今日はエイプリルフールだ。
いや、厳密に言えばエイプリルフールは昨日だったのだが話す相手もおらず嘘をつくことができてない。
今日は4月2日の木曜日。彼女の佳奈と会う日だ。
佳奈に何かしら幸せになる嘘を着くことにきめた
「佳奈!」
「あ、祐介くん」
彼女の佳奈。何故か暗い顔をしていた。
「佳奈〜そんなくらい顔してどうしたんだよ」
「え?実はね、前大人になったら結婚しようって言ってくれた人の命日なの。」
今なんて言った。命日?エイプリルフールの次の日が?
「そんな冗談やめろよ〜」
「冗談じゃないよ」
佳奈は真剣な顔をしていた。
近くのカフェに入って話を聞いた。
名前は「駿」と言うらしい。
幼稚園に通ってる頃に「大きくなったら佳奈と結婚する」と言ってくれた人と佳奈は教えてくれた。
だがその「駿」という人は、末期の胃がんで昨年亡くなったと言った。
手紙には「幸せになれ」と震えた文字で書かれてたと教えてくれた。
「その手紙の傍には桜の花びらもあった、あの人からの最期の贈り物かな」と佳奈は涙を流しながら話してくれた。
そんなことがあったのか。僕は何も知らなかった。
ひとり浮かれて佳奈とのデートを決めた。そんな大切な日に。
「佳奈」
「どうしたの?」
「別れよう」
「え?嘘だよね?」
「嘘じゃない」
会話は途絶えた。
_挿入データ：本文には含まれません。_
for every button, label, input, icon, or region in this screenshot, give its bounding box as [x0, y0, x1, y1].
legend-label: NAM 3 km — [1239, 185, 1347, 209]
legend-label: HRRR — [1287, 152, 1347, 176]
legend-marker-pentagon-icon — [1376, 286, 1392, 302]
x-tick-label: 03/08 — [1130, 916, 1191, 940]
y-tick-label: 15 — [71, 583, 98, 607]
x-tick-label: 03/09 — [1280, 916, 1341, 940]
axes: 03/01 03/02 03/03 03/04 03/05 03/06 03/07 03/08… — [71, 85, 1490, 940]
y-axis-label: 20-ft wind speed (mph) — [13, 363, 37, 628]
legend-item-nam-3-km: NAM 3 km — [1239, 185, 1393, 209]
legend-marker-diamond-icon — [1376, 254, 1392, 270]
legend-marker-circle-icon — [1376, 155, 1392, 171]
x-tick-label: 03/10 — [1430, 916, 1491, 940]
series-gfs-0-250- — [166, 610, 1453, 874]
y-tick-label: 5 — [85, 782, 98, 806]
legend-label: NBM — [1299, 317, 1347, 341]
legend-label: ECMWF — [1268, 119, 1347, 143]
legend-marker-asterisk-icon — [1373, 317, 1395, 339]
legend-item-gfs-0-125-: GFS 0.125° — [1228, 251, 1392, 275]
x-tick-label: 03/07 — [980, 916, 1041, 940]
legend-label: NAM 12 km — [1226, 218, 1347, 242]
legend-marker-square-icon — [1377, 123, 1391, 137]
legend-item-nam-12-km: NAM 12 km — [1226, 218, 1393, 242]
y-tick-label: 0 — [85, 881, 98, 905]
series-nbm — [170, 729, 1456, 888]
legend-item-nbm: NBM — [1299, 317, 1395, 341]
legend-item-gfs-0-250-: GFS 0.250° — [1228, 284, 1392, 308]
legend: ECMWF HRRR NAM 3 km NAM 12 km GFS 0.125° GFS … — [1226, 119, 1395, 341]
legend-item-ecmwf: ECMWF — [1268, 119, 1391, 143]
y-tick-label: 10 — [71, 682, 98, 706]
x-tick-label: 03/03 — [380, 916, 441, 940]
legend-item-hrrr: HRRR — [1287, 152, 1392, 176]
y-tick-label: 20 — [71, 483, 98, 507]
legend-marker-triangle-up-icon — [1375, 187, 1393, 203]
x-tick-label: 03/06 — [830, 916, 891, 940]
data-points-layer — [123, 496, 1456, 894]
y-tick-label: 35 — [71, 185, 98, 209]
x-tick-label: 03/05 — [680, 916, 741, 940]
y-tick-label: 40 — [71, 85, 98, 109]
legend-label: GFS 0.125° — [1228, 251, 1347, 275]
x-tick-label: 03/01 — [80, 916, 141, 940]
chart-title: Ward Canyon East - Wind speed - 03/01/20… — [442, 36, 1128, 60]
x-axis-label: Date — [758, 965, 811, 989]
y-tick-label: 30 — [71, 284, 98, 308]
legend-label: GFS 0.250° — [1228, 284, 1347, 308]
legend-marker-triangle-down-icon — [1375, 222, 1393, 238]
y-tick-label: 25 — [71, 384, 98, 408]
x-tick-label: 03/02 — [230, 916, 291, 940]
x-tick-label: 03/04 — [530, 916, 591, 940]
伝票を持ち会計に向かった。
「合計で1200円です。」
お金を払いカフェを出た。
「祐介くん」
名前を呼ばれた。振り返れない。振り返ると抱きしめてしまいそうだったから。
「幸せになってね」
その言葉を言い残して佳奈は去っていった。
「佳奈!!!!」
振り返り佳奈の名前を叫んだ。が、佳奈は振り返ってくれない。1歩踏み出したが、その1歩で止まった。走り出しそうで怖かった。ここは外だ周りに人がいる。泣くなみっともない。佳奈には忘れられない人が居る。そんな人の代わりになれるわけがない。
そうして、その嘘を最後に最愛の彼女の佳奈と別れた。